SOAS University of London

Department of History, School of History, Religions & Philosophies

Assyriology at SOAS

The study of the pre-Islamic Near East takes place in several of the colleges of the University of London, the main effort being shared between the School of Oriental and African Studies (SOAS) and University College London (UCL), which now includes the Institute of Archaeology. The archaeology and ancient history of the region are taught at UCL, as too is Egyptology. Levantine languages such as biblical Hebrew, Aramaic and Ugaritic are also taught at UCL, and biblical Hebrew at King's College London, too, but the base for tuition and research in Assyriology and in the languages of ancient Anatolia (and also Persia) is the Department of the Languages and Cultures of the Near and Middle East at SOAS.

The first Assyriological appointments in the University of London go back to 1904, when the great cuneiformist T. G. Pinches, previously of the British Museum, took up a lectureship at University College and the Cambridge scholar C. H. W. Johns was appointed to the staff of King’s College. Johns resigned in 1910 and was succeeded in the honorary post at King's by successive members of the British Museum staff, first L. W. King (until 1919) and then, jointly from 1924, C. J. Gadd and Sidney Smith. However, teaching in Assyriology did not begin in earnest until much later.

The first step toward undergraduate tuition was taken in 1948 when SOAS appointed Sidney Smith, newly retired from the British Museum, to a new Chair of Semitic Languages. He was joined in 1953 by H. W. F. Saggs as Lecturer in Akkadian. Two years later Smith was succeeded as Professor of Semitic Languages by Gadd, also newly retired from the British Museum. A year after Gadd’s retirement in 1960 the School appointed D. J. Wiseman, also from the British Museum, as Professor of Assyriology. In 1964 Wiseman and Saggs were joined by J. D. Hawkins, then Fellow in Hittite. Saggs had meanwhile become Reader in Assyriology. A position in Akkadian became vacant when he left for the Chair in Semitic Languages at Cardiff, and between 1966 and 1981 it was filled in turn by A. R. Millard (recently retired as Professor of Hebrew and Ancient Semitic Languages at Liverpool), J. N. Postgate (now Professor of Assyriology at Cambridge), M. J. Selman (shared with Hebrew) and Johanna Firbank.

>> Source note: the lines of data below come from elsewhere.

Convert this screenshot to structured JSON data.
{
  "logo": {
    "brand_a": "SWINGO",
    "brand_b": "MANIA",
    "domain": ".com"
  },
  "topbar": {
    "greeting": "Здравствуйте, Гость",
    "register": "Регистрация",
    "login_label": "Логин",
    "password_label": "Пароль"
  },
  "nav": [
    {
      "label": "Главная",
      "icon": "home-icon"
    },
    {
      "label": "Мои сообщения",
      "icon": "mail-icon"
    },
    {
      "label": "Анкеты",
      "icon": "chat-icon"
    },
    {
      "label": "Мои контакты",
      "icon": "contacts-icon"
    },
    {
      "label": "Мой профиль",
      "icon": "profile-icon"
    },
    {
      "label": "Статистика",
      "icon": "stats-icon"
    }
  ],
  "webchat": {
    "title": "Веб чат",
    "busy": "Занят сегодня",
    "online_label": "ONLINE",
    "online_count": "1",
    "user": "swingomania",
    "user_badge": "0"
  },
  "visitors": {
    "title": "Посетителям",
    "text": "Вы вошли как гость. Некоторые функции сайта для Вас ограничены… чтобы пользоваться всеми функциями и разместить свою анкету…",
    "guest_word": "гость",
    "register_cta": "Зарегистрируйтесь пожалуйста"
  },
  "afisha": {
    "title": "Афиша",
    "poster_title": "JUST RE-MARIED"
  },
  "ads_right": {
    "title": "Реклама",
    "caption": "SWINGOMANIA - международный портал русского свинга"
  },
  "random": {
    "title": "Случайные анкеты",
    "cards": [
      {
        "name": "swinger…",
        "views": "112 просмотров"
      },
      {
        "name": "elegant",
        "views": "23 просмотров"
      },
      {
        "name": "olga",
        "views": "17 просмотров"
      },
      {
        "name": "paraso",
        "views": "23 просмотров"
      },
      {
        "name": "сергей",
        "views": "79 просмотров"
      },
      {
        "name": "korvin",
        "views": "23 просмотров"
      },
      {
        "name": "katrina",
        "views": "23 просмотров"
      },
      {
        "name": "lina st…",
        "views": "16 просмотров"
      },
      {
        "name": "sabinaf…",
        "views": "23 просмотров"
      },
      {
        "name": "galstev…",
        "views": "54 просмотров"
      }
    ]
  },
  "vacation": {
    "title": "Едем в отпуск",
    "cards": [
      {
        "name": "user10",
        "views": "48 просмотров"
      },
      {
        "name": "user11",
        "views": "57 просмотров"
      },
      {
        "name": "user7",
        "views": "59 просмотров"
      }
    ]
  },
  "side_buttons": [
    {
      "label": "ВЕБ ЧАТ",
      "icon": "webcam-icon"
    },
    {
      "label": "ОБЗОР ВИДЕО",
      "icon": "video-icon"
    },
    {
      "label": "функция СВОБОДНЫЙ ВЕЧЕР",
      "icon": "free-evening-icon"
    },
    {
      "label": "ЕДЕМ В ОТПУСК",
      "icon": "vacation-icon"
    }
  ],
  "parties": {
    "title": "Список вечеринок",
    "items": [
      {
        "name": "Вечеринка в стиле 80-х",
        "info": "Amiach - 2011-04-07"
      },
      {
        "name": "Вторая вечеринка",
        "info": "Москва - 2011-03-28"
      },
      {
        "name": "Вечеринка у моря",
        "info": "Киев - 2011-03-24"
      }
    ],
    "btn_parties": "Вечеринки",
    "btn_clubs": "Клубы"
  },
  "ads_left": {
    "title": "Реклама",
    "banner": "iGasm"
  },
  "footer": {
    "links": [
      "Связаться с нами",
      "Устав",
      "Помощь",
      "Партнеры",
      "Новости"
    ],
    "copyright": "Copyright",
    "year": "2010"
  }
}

The early 1980s witnessed Wiseman’s retirement and Firbank’s resignation. The savage cuts imposed at that time on university funding meant the loss of both posts so that for several sessions the field of ancient Near Eastern studies was represented at the School only by Hawkins’ position in Ancient Anatolian Languages. However, 1985 saw these lean years ended when funds were found for a new-blood lectureship in Ancient Near Eastern Studies, to which A. R. George was appointed. For the following twenty years teaching in Akkadian was shared between George (now Professor of Babylonian) and Hawkins (who became Professor of Ancient Anatolian Languages), with George also teaching Sumerian (in tandem with Professor M. J. Geller of University College) and Hawkins also teaching Hittite. Both also contributed to courses in Archaeology at the Institute of Archaeology, where they became Honorary Visiting Professors.

Following the retirement of Hawkins in 2005, the School was able to appoint in his place Daniel Schwemer, previously at the University of Würzburg. He joined us as Lecturer in Ancient Near Eastern Studies, a post part-funded by the Mellon Foundation, but in 2011 he answered the call to become Professor of Altorientalistik at Würzburg. In order to maintain the School’s tradition of research and teaching in Hittite, Mark Weeden was appointed half-time Lecturer in Ancient Near Eastern Studies, and in 2014 his position became full-time.

For 50 years (1961-2011) one of the two co-editors of IRAQ, the journal of the British Institute for the Study of Iraq, held a position at SOAS, first Wiseman, then Hawkins and George. The London Diary for the Ancient Near East, a periodic list of lectures, seminars and other London events, is also produced at SOAS.